The plaintiffs, which include Traynor and HMAC’s parent company, Traynor, Bartlett & London LLC, seek a minimum award of $50,000 in compensation and punitive damages on each count.

The suit says the defendants “acted individually and/or in concert to publish false, malicious and defamatory statements about HMAC and John Traynor on social media websites, public websites and other internet websites” starting in November 2017.

Some of the statements detailed in the suit accuse Traynor of sexual assault. Others characterize HMAC a “safe haven” for rapists and sexual predators.

The lawsuit says that the “absolutely false” claims harmed the public reputations of Traynor and HMAC and interfered with business operations.

The action comes three months after HMAC’s owners filed for Chapter 11 bankruptcy and announced they would sell their business. This fall, Traynor blamed the business’s financial troubles on a social media firestorm that ignited in July, when an HMAC customer claimed that she was drugged inside the bar and later raped at another location in Harrisburg.

That woman, who is named as a defendant in the civil suit, said that HMAC’s staff failed to recognize her as a victim of date rape drugs and asked her to exit the bar, leaving her vulnerable to her attacker.

She posted those allegations on HMAC’s public Facebook page on July 28 and deleted them within an hour, Traynor said. Her original post is included as evidence in the suit Traynor filed this morning.

The Harrisburg Police Bureau investigated the assault and charged a suspect, Michael Ray Wright, with the woman’s rape on July 30. Over the course of their investigation, they found that HMAC’s staff could not have prevented the attack.

But a screenshot of the woman’s post circulated in online community groups. It was also the subject of a story on the Philadelphia-based blog, which, along with its proprietor, was named a defendant in today’s complaint.

In the Midtown Harrisburg Facebook group, the post generated hundreds of comments, including ones alleging unscrupulous business practices by HMAC and Traynor.

Traynor said that the accusations led some patrons to boycott HMAC, which houses a full-service bar and restaurant in addition to its performance venues.

He also said some of HMAC’s critics contacted bands and booking agents, urging them to cancel shows they had scheduled at the venue.

The episode damaged HMAC’s reputations and revenues, Traynor said. He told TheBurg in September that he would sue those people for tortious interference of contract and defamation.

According to one media law expert, a statement is considered defamatory in a court of law if it is false, causes harm to one’s reputation and causes monetary or emotional damages.

If a plaintiff in a defamation case is a public figure, he or she must prove that defendants acted with “actual malice” by knowingly making false statements that would cause the plaintiff harm.
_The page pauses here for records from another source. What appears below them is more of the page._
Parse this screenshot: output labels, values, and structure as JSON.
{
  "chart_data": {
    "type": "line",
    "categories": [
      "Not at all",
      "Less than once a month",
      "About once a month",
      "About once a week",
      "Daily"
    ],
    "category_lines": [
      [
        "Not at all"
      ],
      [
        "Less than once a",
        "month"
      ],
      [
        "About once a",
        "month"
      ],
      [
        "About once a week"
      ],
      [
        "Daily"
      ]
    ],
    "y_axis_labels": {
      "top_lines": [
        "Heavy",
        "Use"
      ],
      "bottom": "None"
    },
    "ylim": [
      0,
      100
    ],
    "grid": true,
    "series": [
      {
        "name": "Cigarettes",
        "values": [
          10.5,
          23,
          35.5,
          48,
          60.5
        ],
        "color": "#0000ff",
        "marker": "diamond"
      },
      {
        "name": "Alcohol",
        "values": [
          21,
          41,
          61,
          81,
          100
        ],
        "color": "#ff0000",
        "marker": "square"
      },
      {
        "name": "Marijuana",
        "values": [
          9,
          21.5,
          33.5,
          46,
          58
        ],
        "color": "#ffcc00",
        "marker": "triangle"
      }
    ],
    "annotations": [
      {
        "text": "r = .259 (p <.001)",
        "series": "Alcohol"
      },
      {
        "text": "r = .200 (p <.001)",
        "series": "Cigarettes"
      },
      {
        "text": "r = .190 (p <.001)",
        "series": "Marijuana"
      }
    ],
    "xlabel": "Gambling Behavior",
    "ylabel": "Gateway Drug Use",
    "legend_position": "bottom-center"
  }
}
That burden of proof disappears when the person bringing a defamation suit is a private citizen.

“It’s a less difficult case to make if you’re not a public figure,” said Melissa Melewsky, media law counsel at the Pennsylvania NewsMedia Association. “There doesn’t have to be intent to harm. There only has to be actual harm.”

Some harmful statements are considered protected speech if they are found to be opinions. But statements that accuse someone of a crime are “per se defamatory” if they are not true, Melewsky said.

Today, Traynor maintained that all the statements against him were baseless and that they “jeopardized” the livelihood of HMAC’s owners and employees.

Traynor’s lawyer did not return a request for comment.

Most civil suits are settled before they can go before a jury, Melewsky said. The next step is for defendants to answer to the charges against them, at which point both parties will begin to gather evidence in a pre-trial “discovery” phase.

HMAC appeared in court this fall to defend its liquor license before a Liquor Control Board hearing examiner. The PLCB has not yet ruled on the renewal of the license, which expired earlier this year.

Ed Note: In this story, we originally attached a copy of the complaint. We took down the document to further vet it after being alerted that it may contain certain sensitive information.